‘Knowledge’ appears at many levels in modern business. Its foundations lie in the raw material of data — quantitative statistics and qualitative facts that exist and relate to one another in enterprise data systems. Data scientists are responsible for combining these raw materials — that is, creating “information” — analyzing their relationships, then producing interpretations as knowledge — that is, actionable insights — for business users.
“If data and information are the ‘what,’ insight is the ‘so what.”
Companies who can process data, assemble information, and produce knowledge in a practical and scalable way are poised to become leaders in their industries. As we will find, data science and the production and management of knowledge have become essential across modern industries today.
4 Industries and the Knowledge That Defines Them
According to Forrester, today’s enterprises “use no more than 20% of their data for insights, and less than 20% of knowledge workers use enterprise Business Intelligence applications, still preferring spreadsheets and other shadow IT approaches.” Here is a look at four industries where knowledge, and the use of knowledge base technologies, are driving transformation for business leaders.
The financial sector generates enormous amounts of data. This is most often structured data from transactions, customer logs, and financial product performance metrics, but also includes unstructured information, such as social media and website data at increasing rates. MDPI reports that “with the support of big data technologies, information stored in diverse sources of semi-structured and unstructured information could be harvested” within the financial sector. Knowledge bases help these companies manage complex financial products, ensure regulatory compliance, and gauge profitability, according to Forbes.
As we recently reported, accountants are increasingly called upon for high-level advisory services several steps removed from the redundant accounting services of the past. Leading accounting firms are using knowledge graphs to visualize risks for clients — even adopting natural language processing AI to improve rule-based approaches and analyses for their clients. For example, cross-checking financial statements for inconsistencies and audit compliance is now a task engaged by AI in leading accounting firms and departments.
Law firms, too, now operate in the data economy, acknowledging BI as a strategic asset. “CMOs in the legal industry in particular cannot discuss strategy or identify new business opportunities without the necessary insights that come from client data and relationship knowledge,” the American Bar Association finds. Emerging and innovative technologies help legal entities establish standardized data processes, such as categorizing information for appropriate roles. Knowledge bases help them reduce redundancies and even determine case law precedent.
According to Boston Consulting Group, data technologies are helping manufacturers to integrate data pools across functions and even with suppliers and customers.

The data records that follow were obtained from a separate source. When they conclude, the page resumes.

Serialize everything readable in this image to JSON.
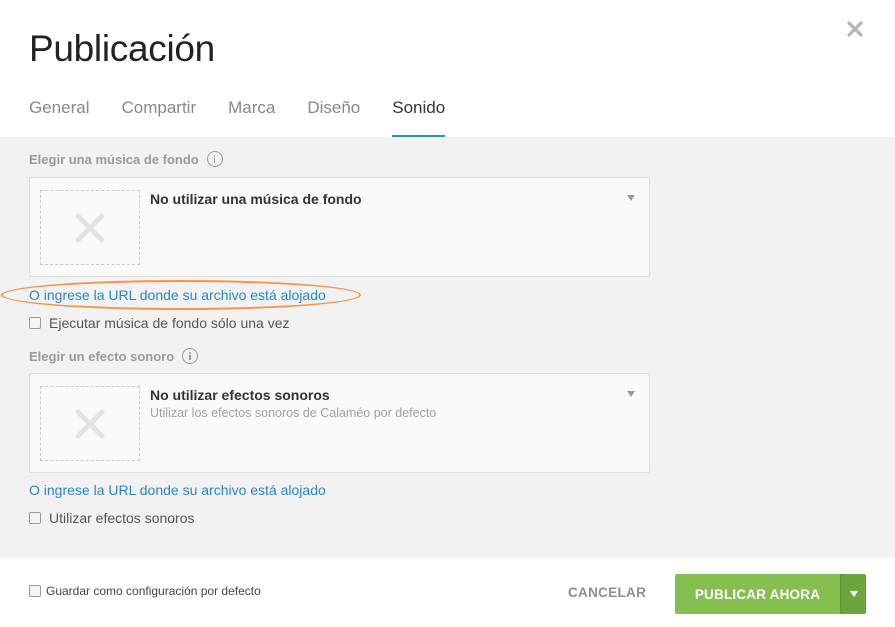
{
  "dialog": {
    "title": "Publicación"
  },
  "tabs": [
    {
      "label": "General"
    },
    {
      "label": "Compartir"
    },
    {
      "label": "Marca"
    },
    {
      "label": "Diseño"
    },
    {
      "label": "Sonido",
      "active": true
    }
  ],
  "music": {
    "section_label": "Elegir una música de fondo",
    "selected": "No utilizar una música de fondo",
    "url_link": "O ingrese la URL donde su archivo está alojado",
    "checkbox_label": "Ejecutar música de fondo sólo una vez",
    "checked": false
  },
  "effects": {
    "section_label": "Elegir un efecto sonoro",
    "selected": "No utilizar efectos sonoros",
    "selected_sub": "Utilizar los efectos sonoros de Calaméo por defecto",
    "url_link": "O ingrese la URL donde su archivo está alojado",
    "checkbox_label": "Utilizar efectos sonoros",
    "checked": false
  },
  "footer": {
    "default_checkbox_label": "Guardar como configuración por defecto",
    "cancel_label": "CANCELAR",
    "publish_label": "PUBLICAR AHORA"
  },
  "colors": {
    "accent": "#2d8fc4",
    "link": "#2a86c6",
    "publish": "#84bf4f",
    "highlight": "#f0964c"
  },
  "icons": {
    "close": "close-icon",
    "info": "info-icon",
    "placeholder": "x-placeholder-icon",
    "dropdown": "chevron-down-icon"
  }
}
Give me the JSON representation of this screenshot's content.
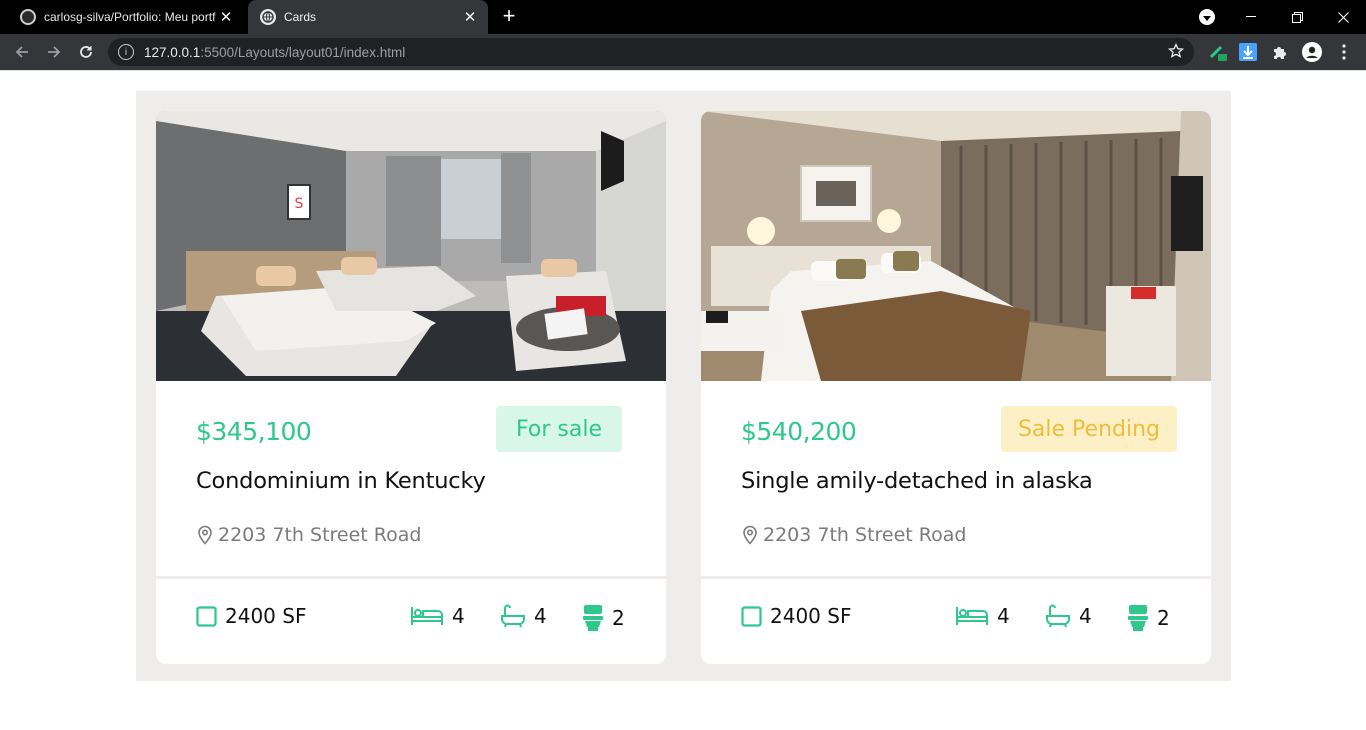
{
  "browser": {
    "tabs": [
      {
        "title": "carlosg-silva/Portfolio: Meu portfólio",
        "active": false
      },
      {
        "title": "Cards",
        "active": true
      }
    ],
    "url_host": "127.0.0.1",
    "url_path": ":5500/Layouts/layout01/index.html"
  },
  "colors": {
    "accent": "#2fc88c",
    "pending": "#efbd3a",
    "container_bg": "#eeedeb"
  },
  "cards": [
    {
      "price": "$345,100",
      "status": "For sale",
      "status_type": "sale",
      "title": "Condominium in Kentucky",
      "address": "2203 7th Street Road",
      "area": "2400 SF",
      "beds": "4",
      "baths": "4",
      "toilets": "2",
      "image": "hotel-room-two-beds"
    },
    {
      "price": "$540,200",
      "status": "Sale Pending",
      "status_type": "pending",
      "title": "Single amily-detached in alaska",
      "address": "2203 7th Street Road",
      "area": "2400 SF",
      "beds": "4",
      "baths": "4",
      "toilets": "2",
      "image": "hotel-room-king-bed"
    }
  ]
}
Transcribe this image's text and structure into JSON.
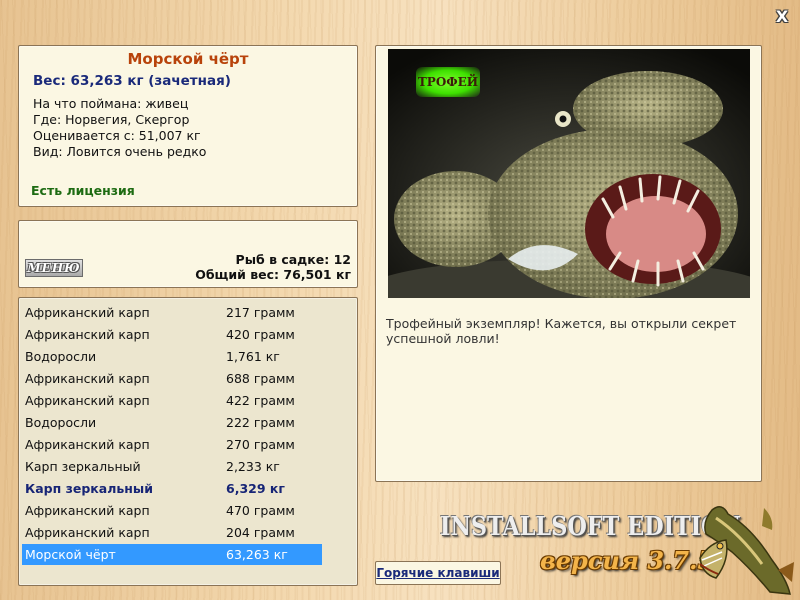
{
  "window": {
    "close_label": "X"
  },
  "info": {
    "fish_name": "Морской чёрт",
    "weight_line": "Вес: 63,263 кг (зачетная)",
    "details": [
      "На что поймана: живец",
      "Где: Норвегия, Скергор",
      "Оценивается с: 51,007 кг",
      "Вид: Ловится очень редко"
    ],
    "license": "Есть лицензия"
  },
  "summary": {
    "menu_label": "МЕНЮ",
    "fish_in_cage": "Рыб в садке: 12",
    "total_weight": "Общий вес: 76,501 кг"
  },
  "catch_list": [
    {
      "name": "Африканский карп",
      "weight": "217 грамм",
      "style": "normal"
    },
    {
      "name": "Африканский карп",
      "weight": "420 грамм",
      "style": "normal"
    },
    {
      "name": "Водоросли",
      "weight": "1,761 кг",
      "style": "normal"
    },
    {
      "name": "Африканский карп",
      "weight": "688 грамм",
      "style": "normal"
    },
    {
      "name": "Африканский карп",
      "weight": "422 грамм",
      "style": "normal"
    },
    {
      "name": "Водоросли",
      "weight": "222 грамм",
      "style": "normal"
    },
    {
      "name": "Африканский карп",
      "weight": "270 грамм",
      "style": "normal"
    },
    {
      "name": "Карп зеркальный",
      "weight": "2,233 кг",
      "style": "normal"
    },
    {
      "name": "Карп зеркальный",
      "weight": "6,329 кг",
      "style": "bold"
    },
    {
      "name": "Африканский карп",
      "weight": "470 грамм",
      "style": "normal"
    },
    {
      "name": "Африканский карп",
      "weight": "204 грамм",
      "style": "normal"
    },
    {
      "name": "Морской чёрт",
      "weight": "63,263 кг",
      "style": "selected"
    }
  ],
  "photo": {
    "badge": "ТРОФЕЙ",
    "caption": "Трофейный экземпляр! Кажется, вы открыли секрет успешной ловли!"
  },
  "brand": {
    "title": "INSTALLSOFT EDITION",
    "version": "версия 3.7.5"
  },
  "hotkeys_label": "Горячие клавиши",
  "colors": {
    "title": "#b8430b",
    "weight": "#1a2a7a",
    "license": "#1d6b12",
    "selection": "#3399ff"
  }
}
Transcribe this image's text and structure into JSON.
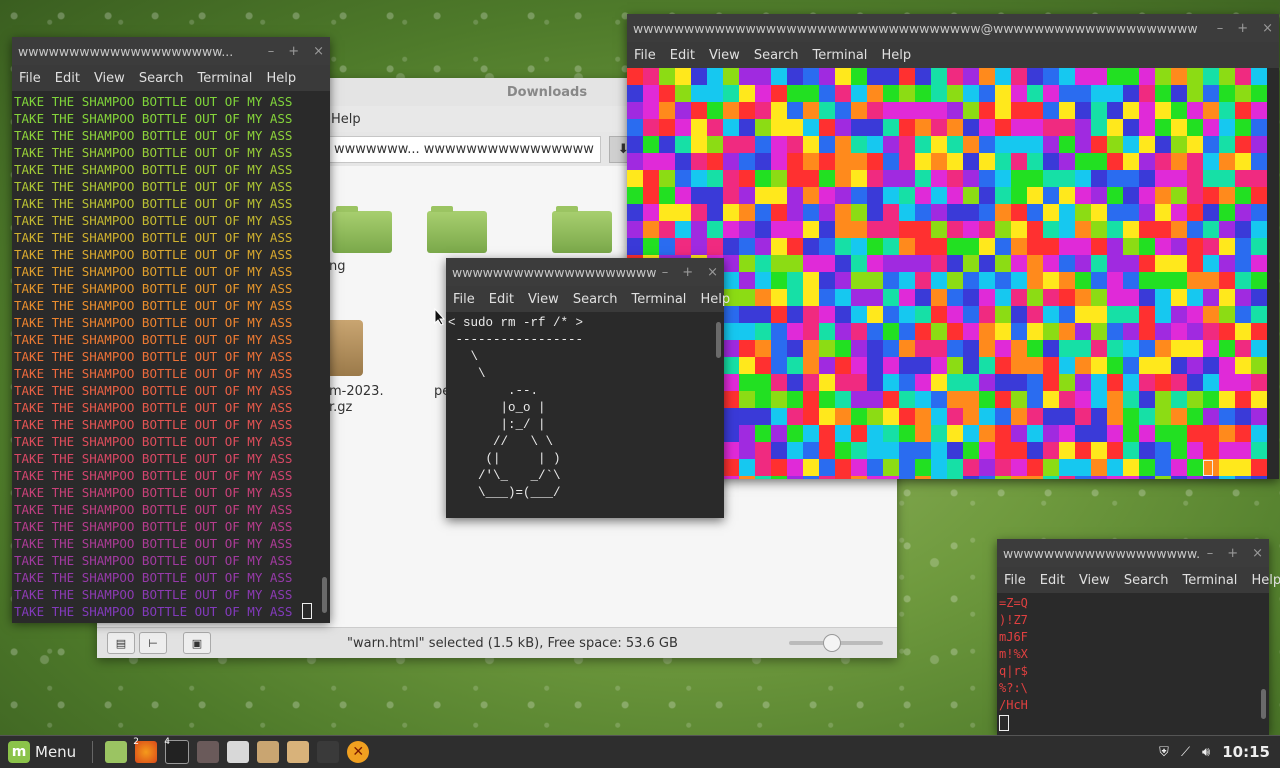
{
  "file_manager": {
    "title": "Downloads",
    "menu_help": "Help",
    "crumb": "wwwwwww... wwwwwwwwwwwwwwww",
    "crumb_btn": "D",
    "items": [
      {
        "label": "ng"
      },
      {
        "label": ""
      },
      {
        "label": ""
      },
      {
        "label": "m-2023.\nr.gz"
      },
      {
        "label": "pe"
      }
    ],
    "status_text": "\"warn.html\" selected (1.5 kB), Free space: 53.6 GB",
    "zoom_level": 0.45
  },
  "menu": {
    "file": "File",
    "edit": "Edit",
    "view": "View",
    "search": "Search",
    "terminal": "Terminal",
    "help": "Help"
  },
  "term_left": {
    "title": "wwwwwwwwwwwwwwwwwwww...",
    "line_text": "TAKE THE SHAMPOO BOTTLE OUT OF MY ASS",
    "line_colors": [
      "#7fd43a",
      "#85d43a",
      "#8dd23a",
      "#98cf38",
      "#a3cb36",
      "#aec634",
      "#b9c033",
      "#c4b931",
      "#cfb12f",
      "#d8a82e",
      "#e09f2d",
      "#e5962c",
      "#e98d2d",
      "#ec832f",
      "#ed7a33",
      "#ed7137",
      "#ec693d",
      "#ea6144",
      "#e75a4b",
      "#e35353",
      "#de4d5b",
      "#d84864",
      "#d1446e",
      "#c94178",
      "#c03e82",
      "#b63c8c",
      "#ac3b96",
      "#a13aa0",
      "#963aa9",
      "#8c3ab2",
      "#823abb"
    ]
  },
  "term_mid": {
    "title": "wwwwwwwwwwwwwwwwwwwww...",
    "cowsay": " _________________\n< sudo rm -rf /* >\n -----------------\n   \\\n    \\\n        .--.\n       |o_o |\n       |:_/ |\n      //   \\ \\\n     (|     | )\n    /'\\_   _/`\\\n    \\___)=(___/"
  },
  "term_big": {
    "title": "wwwwwwwwwwwwwwwwwwwwwwwwwwwwwwwwww@wwwwwwwwwwwwwwwwwwww",
    "palette": [
      "#ff3030",
      "#ff8a1c",
      "#ffe81c",
      "#8cdc14",
      "#22e022",
      "#16e0a6",
      "#16c8f0",
      "#2a6cf0",
      "#3a3ad8",
      "#a02ae0",
      "#e02ad8",
      "#f02a80"
    ]
  },
  "term_small": {
    "title": "wwwwwwwwwwwwwwwwwww...",
    "lines": [
      "=Z=Q",
      ")!Z7",
      "mJ6F",
      "m!%X",
      "q|r$",
      "%?:\\",
      "/HcH"
    ]
  },
  "panel": {
    "menu_label": "Menu",
    "terminal_badge": "4",
    "firefox_badge": "2",
    "clock": "10:15"
  }
}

Knowledge bases help them track resources, streamline production processes, and mitigate compliance issues; use of AI “can reduce manufacturers’ conversion costs by up to 20%, with up to 70% of the cost reduction resulting from higher workforce productivity” as well.
Future Knowledge and the Innate Wealth of Unstructured Information
As industries refine their data strategies, historically cumbersome unstructured information will grow in its importance to boost strategic initiatives.
As we found previously, unstructured information makes up 80% to 90% or more of all digital data today.
Organizations that analyze all relevant data and deliver actionable information will achieve an extra $430 billion in productivity gains over their less analytically oriented peers by 2020.
But while this data requires human curation to become actionable, combinations of AI disciplines like Natural Language Processing in addition to machine learning will increasingly lend themselves to the successful and timely execution of human-driven tasks of this kind.